Legendary movie sex symbol and icon Marilyn Monroe died in 1962, at the age of 36, way before her time. Throughout the years, there have been countless books published about her life, as well as TV documentaries, biographies and interviews with those who knew her. Five decades have gone by since her passing, yet the fascination with the blonde bombshell, who was in a class all her own, has not died down.

One person, who was lucky enough to become acquainted with and discover the real person behind the “celebrity image” was Colin Clark who passed away in 2002. Directed by Simon Curtis from a script written by Adrian Hodges, 'My Week With Marilyn' is based on a series of memoirs by Colin Clark. How much is factual is questionable, since most of the people who could verify his story are dead and gone.

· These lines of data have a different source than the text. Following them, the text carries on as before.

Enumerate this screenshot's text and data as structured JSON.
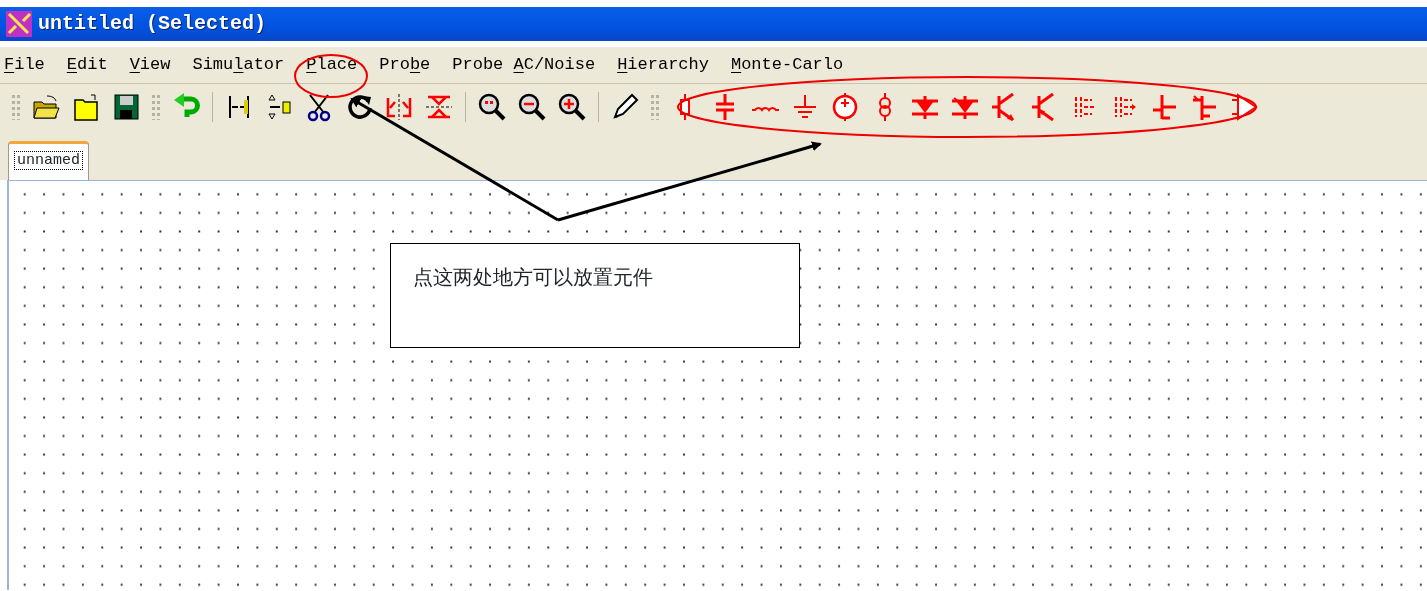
{
  "window": {
    "title": "untitled (Selected)"
  },
  "menu": [
    {
      "key": "F",
      "after": "ile"
    },
    {
      "key": "E",
      "after": "dit"
    },
    {
      "key": "V",
      "after": "iew"
    },
    {
      "before": "Simu",
      "key": "l",
      "after": "ator"
    },
    {
      "key": "P",
      "after": "lace"
    },
    {
      "before": "Pro",
      "key": "b",
      "after": "e"
    },
    {
      "before": "Probe ",
      "key": "A",
      "after": "C/Noise"
    },
    {
      "key": "H",
      "after": "ierarchy"
    },
    {
      "key": "M",
      "after": "onte-Carlo"
    }
  ],
  "tabs": [
    {
      "label": "unnamed",
      "selected": true
    }
  ],
  "annotation": {
    "text": "点这两处地方可以放置元件"
  }
}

Colin Clark (played admirably by Eddie Redmayne) dreamed of working in the film industry to the dismay of his wealthy, aristocratic family. In 1956, he was an Oxford graduate and just 23 years old when his dream came true, and he landed his first job in what his father referred to as “running off to the circus”, working as third assistant director, which was basically a glorified title for “gofer”, on the film The Prince and the Showgirl starring Marilyn Monroe and Lawrence Olivier (Kenneth Branagh), who was also the director. Marilyn (Michelle Williams) was only 30 at the time and on her honeymoon with playwright Arthur Miller (Dougray Scott) when she flew to England to work on the movie set at Pinewood Studios.

There was already trouble brewing in her new marriage, which only helped to fuel the fire of her insecurity and need to be loved. From the moment she arrived on the set, she proved to be difficult, repeatedly showing up late, flubbing lines and was a “method” actress which infuriated Olivier. Only with the help and support of famed acting coach Paula Strasberg (Zoe Wanamaker) who was by Marilyn's side to help her focus and pump up her ego by telling her she was the greatest actress ever, was Marilyn able to make it through a scene.

There was something about Colin that caught the attention of Marilyn and she proceeded to make him her confidant, close friend, companion and someone she could trust, during the week that her husband was away in New York. According to Clark's recollections, he neglected Lucy (Emma Watson, from the Harry Potter films) the pretty wardrobe girl he had begun to date, and instead spent some quality time with Marilyn, visiting Windsor Castle, where his godfather was librarian, going to the lake, where they supposedly skinny dipped, and was by her side to witness her being mobbed by fans. Totally infatuated with the star, he fancied himself her love interest, though he was definitely out of her league.

The buzz is that Williams is a front runner for 2011's Best Actress Oscar. In my opinion, her performance is overrated. Williams does a commendable job conveying MM's childlike vulnerability, insecurities and fears, but I never believed I was watching the real person brought to life. Williams is a fine actress, but she doesn't look like Marilyn, lacked her distinct facial mannerisms, and could not capture her unique “magic” and smoldering sexuality that lit up the screen.

I was more impressed by Branagh who is well cast and excellent as Olivier, the meticulous thespian with a huge ego and short temper. Dame Judi Dench, who is always pitch perfect, once again strikes a memorable chord as matronly actress Dame Sybil Thorndike, offering a sympathetic kind heart and words towards Marilyn whom she understood as fragile and scared.

Unfortunately, Julia Ormond falls way short of filling the role of Vivien Leigh, Olivier's beautiful actress wife that was fearful her husband would have an affair with Marilyn. The poorly cast, Ormond looks nothing like Leigh and appears much older than she was supposed to be at the time.

There really isn't anything insightful about MM to learn from 'My Week With Marilyn' that fans of the late star didn't already know. We may never learn whether Clark's recollections are laced with boyish fantasies, but factual or not, his shared memories are at least mildly entertaining.